Data Protection: New York District Court orders Microsoft to release "European" Data

US companies may be required by US authorities to release data even when such data is exclusively stored in European data centers.

Background

The presently relevant case involved the e-mails of a Microsoft customer, which e-mails were stored in a data center of a Microsoft subsidiary in Ireland. The customer was being investigated on suspicion of drug trafficking, and the US government had demanded that Microsoft hand over the e-mails. To this end, a New York judge had issued a search warrant in December 2013 already.

The Judgment

The New York District Court confirmed the lower court's decision, pursuant to which Microsoft is compelled to hand over a user's data to the US authorities even when such data is saved on a server in another country. This judgment allows investigators to access emails or documents of European users without complying with European laws, thus avoiding the customary - and often laborious - path of co-operating with the local authorities and circumventing the stricter requirements in Europe for obtaining data. The New York District Court found that it is only relevant who has control of the data concerned, and not where same is actually located.

The District Court did, however, suspend the enforcement of its judgment until the case is finally decided on appeal. Microsoft has already announced that it will exhaust all possible legal remedies against the judgment.

Comment

Microsoft was – and is - being supported by almost all large American IT providers in this matter. This is hardly surprising, given that studies have shown that the NSA scandal alone has led to billions of dollars in damages for the American IT-industry. If the decision of the New York District Court should be upheld, Europeans' confidence in American IT providers, which is already known to be quite low, will be even more in jeopardy.

American IT providers have invested heavily in European data centers over the past few years. Many providers sell their services (particularly in the area of cloud computing) with the guarantee that the data will be stored solely in Europe and in accordance with the European rules of data protection - a commitment that US companies will hardly be able to keep following the New York District Court’s decision. It is therefore not surprising that Microsoft is so rigorously fighting this judgment: "The US government doesn’t have the power to search a home in another country, nor should it have the power to search the content of email stored overseas". In contrast, the US government argues that the case involves facts that are to be evaluated under US law alone.

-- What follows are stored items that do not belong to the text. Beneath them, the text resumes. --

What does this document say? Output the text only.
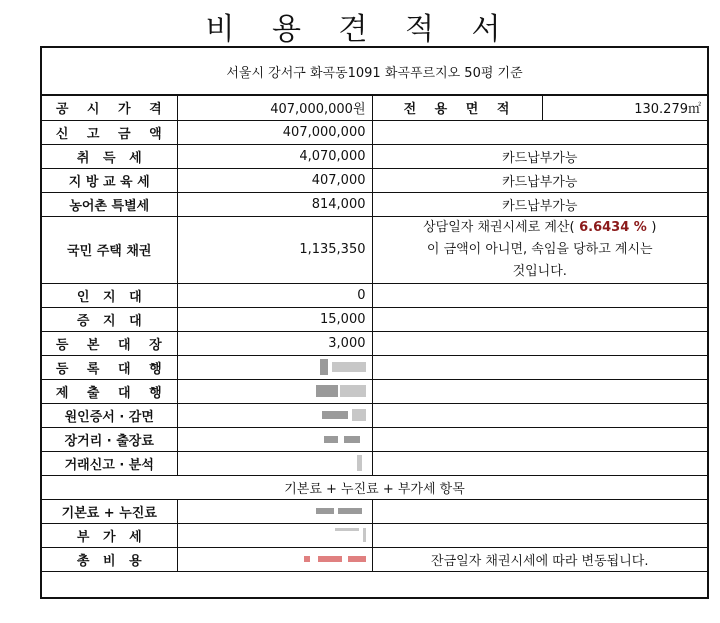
비 용 견 적 서
서울시 강서구 화곡동1091 화곡푸르지오 50평 기준
공 시 가 격	407,000,000원	전 용 면 적	130.279㎡
신 고 금 액	407,000,000		
취   득   세	4,070,000	카드납부가능	
지 방 교 육 세	407,000	카드납부가능	
농어촌 특별세	814,000	카드납부가능	
국민 주택 채권	1,135,350	상담일자 채권시세로 계산( 6.6434 % )
이 금액이 아니면, 속임을 당하고 계시는
것입니다.	
인   지   대	0		
증   지   대	15,000		
등 본 대 장	3,000		
등 록 대 행			
제 출 대 행			
원인증서 · 감면			
장거리 · 출장료			
거래신고 · 분석			
기본료 + 누진료 + 부가세 항목			
기본료 + 누진료			
부   가   세			
총   비   용		잔금일자 채권시세에 따라 변동됩니다.	
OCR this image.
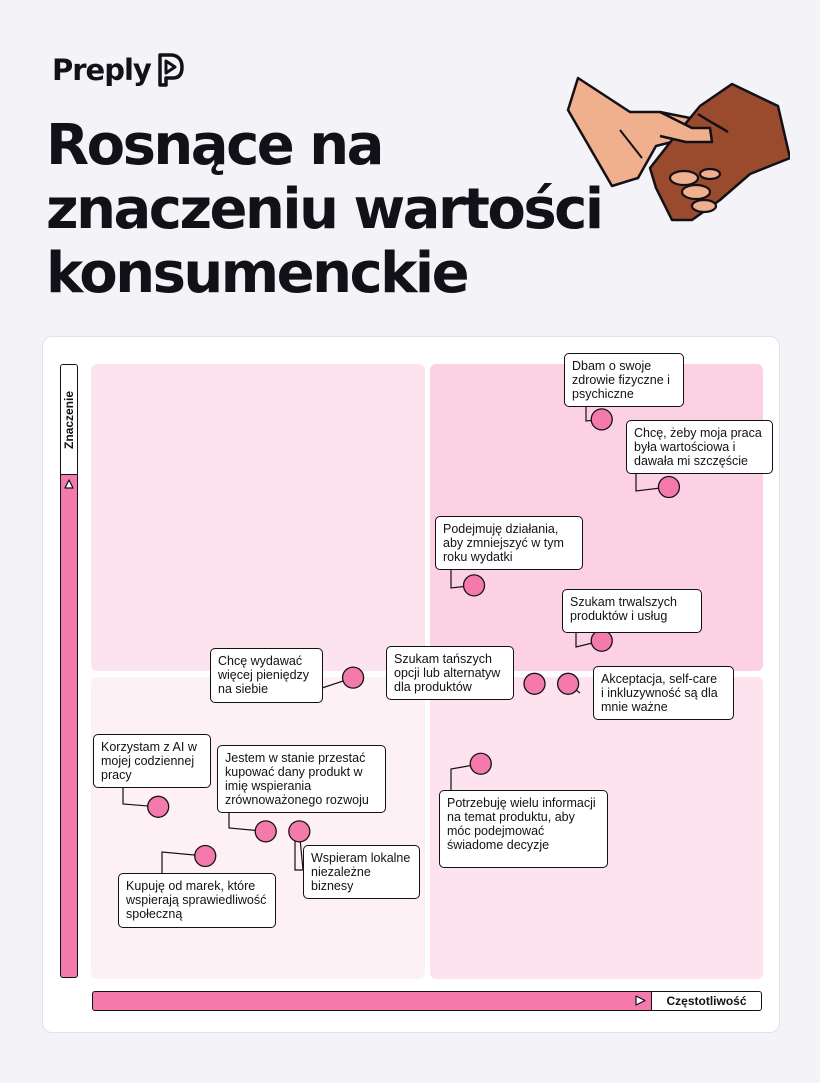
Preply
Rosnące na znaczeniu wartości konsumenckie
Znaczenie
Częstotliwość
Dbam o swoje
zdrowie fizyczne i
psychiczne
Chcę, żeby moja praca
była wartościowa i
dawała mi szczęście
Podejmuję działania,
aby zmniejszyć w tym
roku wydatki
Szukam trwalszych
produktów i usług
Szukam tańszych
opcji lub alternatyw
dla produktów
Akceptacja, self-care
i inkluzywność są dla
mnie ważne
Chcę wydawać
więcej pieniędzy
na siebie
Potrzebuję wielu informacji
na temat produktu, aby
móc podejmować
świadome decyzje
Korzystam z AI w
mojej codziennej
pracy
Jestem w stanie przestać
kupować dany produkt w
imię wspierania
zrównoważonego rozwoju
Wspieram lokalne
niezależne
biznesy
Kupuję od marek, które
wspierają sprawiedliwość
społeczną
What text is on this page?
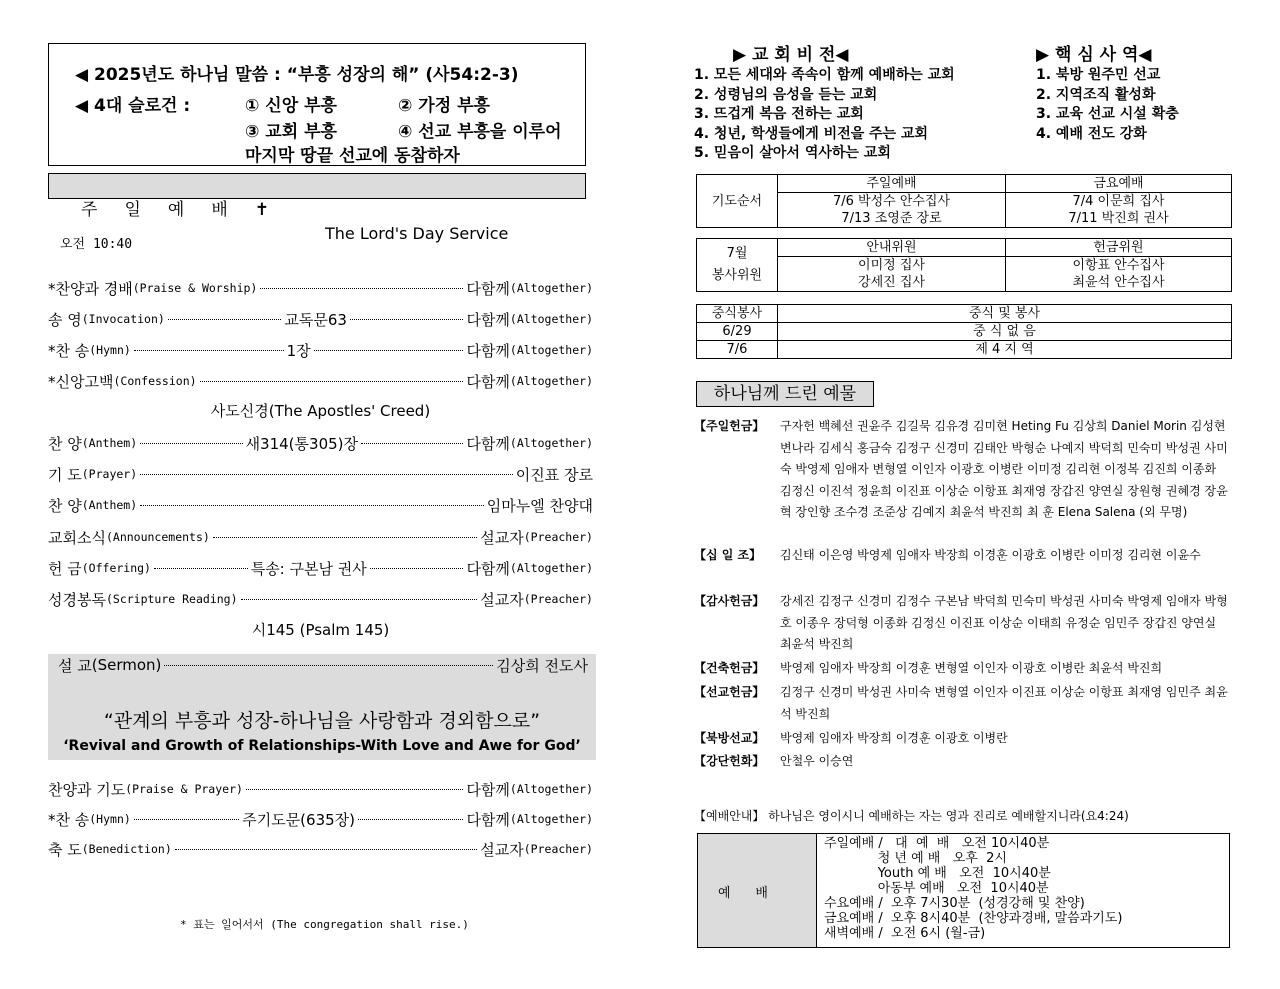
◀ 2025년도 하나님 말씀 : “부흥 성장의 해” (사54:2-3)
◀ 4대 슬로건 :	① 신앙 부흥	② 가정 부흥
③ 교회 부흥	④ 선교 부흥을 이루어
마지막 땅끝 선교에 동참하자

주     일     예     배     ✝

The Lord's Day Service

오전 10:40
*찬양과 경배 (Praise & Worship)	다함께 (Altogether)
송 영 (Invocation)	교독문63	다함께 (Altogether)
*찬 송 (Hymn)	1장	다함께 (Altogether)
*신앙고백 (Confession)	다함께 (Altogether)
찬 양 (Anthem)	새314(통305)장	다함께 (Altogether)
기 도 (Prayer)	이진표 장로
찬 양 (Anthem)	임마누엘 찬양대
교회소식 (Announcements)	설교자 (Preacher)
헌 금 (Offering)	특송: 구본남 권사	다함께 (Altogether)
성경봉독 (Scripture Reading)	설교자 (Preacher)
사도신경(The Apostles' Creed)
시145 (Psalm 145)
설 교 (Sermon)	김상희 전도사
“관계의 부흥과 성장-하나님을 사랑함과 경외함으로”
‘Revival and Growth of Relationships-With Love and Awe for God’
찬양과 기도 (Praise & Prayer)	다함께 (Altogether)
*찬 송 (Hymn)	주기도문(635장)	다함께 (Altogether)
축 도 (Benediction)	설교자 (Preacher)
* 표는 일어서서 (The congregation shall rise.)
▶ 교 회 비 전◀
1. 모든 세대와 족속이 함께 예배하는 교회
2. 성령님의 음성을 듣는 교회
3. 뜨겁게 복음 전하는 교회
4. 청년, 학생들에게 비전을 주는 교회
5. 믿음이 살아서 역사하는 교회
▶ 핵 심 사 역◀
1. 북방 원주민 선교
2. 지역조직 활성화
3. 교육 선교 시설 확충
4. 예배 전도 강화
기도순서	주일예배	금요예배
	7/6 박성수 안수집사	7/4 이문희 집사
	7/13 조영준 장로	7/11 박진희 권사
7월
봉사위원	안내위원	헌금위원
	이미정 집사	이항표 안수집사
	강세진 집사	최윤석 안수집사
중식봉사	중식 및 봉사
6/29	중 식 없 음
7/6	제 4 지 역
하나님께 드린 예물
【주일헌금】 구자헌 백혜선 권윤주 김길묵 김유경 김미현 Heting Fu 김상희 Daniel Morin 김성현 변나라 김세식 홍금숙 김정구 신경미 김태안 박형순 나예지 박덕희 민숙미 박성권 사미숙 박영제 임애자 변형열 이인자 이광호 이병란 이미정 김리현 이정복 김진희 이종화 김정신 이진석 정윤희 이진표 이상순 이항표 최재영 장갑진 양연실 장원형 권혜경 장윤혁 장인향 조수경 조준상 김예지 최윤석 박진희 최 훈 Elena Salena (외 무명)
【십 일 조】 김신태 이은영 박영제 임애자 박장희 이경훈 이광호 이병란 이미정 김리현 이윤수
【감사헌금】 강세진 김정구 신경미 김정수 구본남 박덕희 민숙미 박성권 사미숙 박영제 임애자 박형호 이종우 장덕형 이종화 김정신 이진표 이상순 이태희 유정순 임민주 장갑진 양연실 최윤석 박진희
【건축헌금】 박영제 임애자 박장희 이경훈 변형열 이인자 이광호 이병란 최윤석 박진희
【선교헌금】 김정구 신경미 박성권 사미숙 변형열 이인자 이진표 이상순 이항표 최재영 임민주 최윤석 박진희
【북방선교】 박영제 임애자 박장희 이경훈 이광호 이병란
【강단헌화】 안철우 이승연
【예배안내】 하나님은 영이시니 예배하는 자는 영과 진리로 예배할지니라(요4:24)
예      배
주일예배 /   대  예  배   오전 10시40분
청 년 예 배   오후  2시
Youth 예 배   오전  10시40분
아동부 예배   오전  10시40분
수요예배 /  오후 7시30분  (성경강해 및 찬양)
금요예배 /  오후 8시40분  (찬양과경배, 말씀과기도)
새벽예배 /  오전 6시 (월-금)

For users of data services, the judgment means that the security of their data is not guaranteed to the extent that they may expect. This is particularly true of personal data, which is afforded special protection under the German Federal Data Protection Act (Bundesdatenschutzgesetz). Some data protection experts therefore believe that the US decision confirms their opinion that it is not legally permissible to entrust personal data of customers to US service providers. But also with respect to other sensitive data, companies should evaluate carefully whether their security is sufficiently guaranteed.

Ironically, the main argument against the decision of the New York District Court does not have regard to the personal rights of the affected individuals; instead, the concern is that other countries will also want to access data stored in the US, consequent to which US companies will be at a serious competitive disadvantage vis-à-vis foreign service providers. Some companies are therefore already calling for US Congress to enact legislation on this matter.

The decision shows very clearly that more than just commercial aspects must be taken into consideration when deciding whether to entrust data to a service provider, and if so, to which one. Not only the capability and scope of the services offered by a provider needs to be considered, but also issues of data security and protection.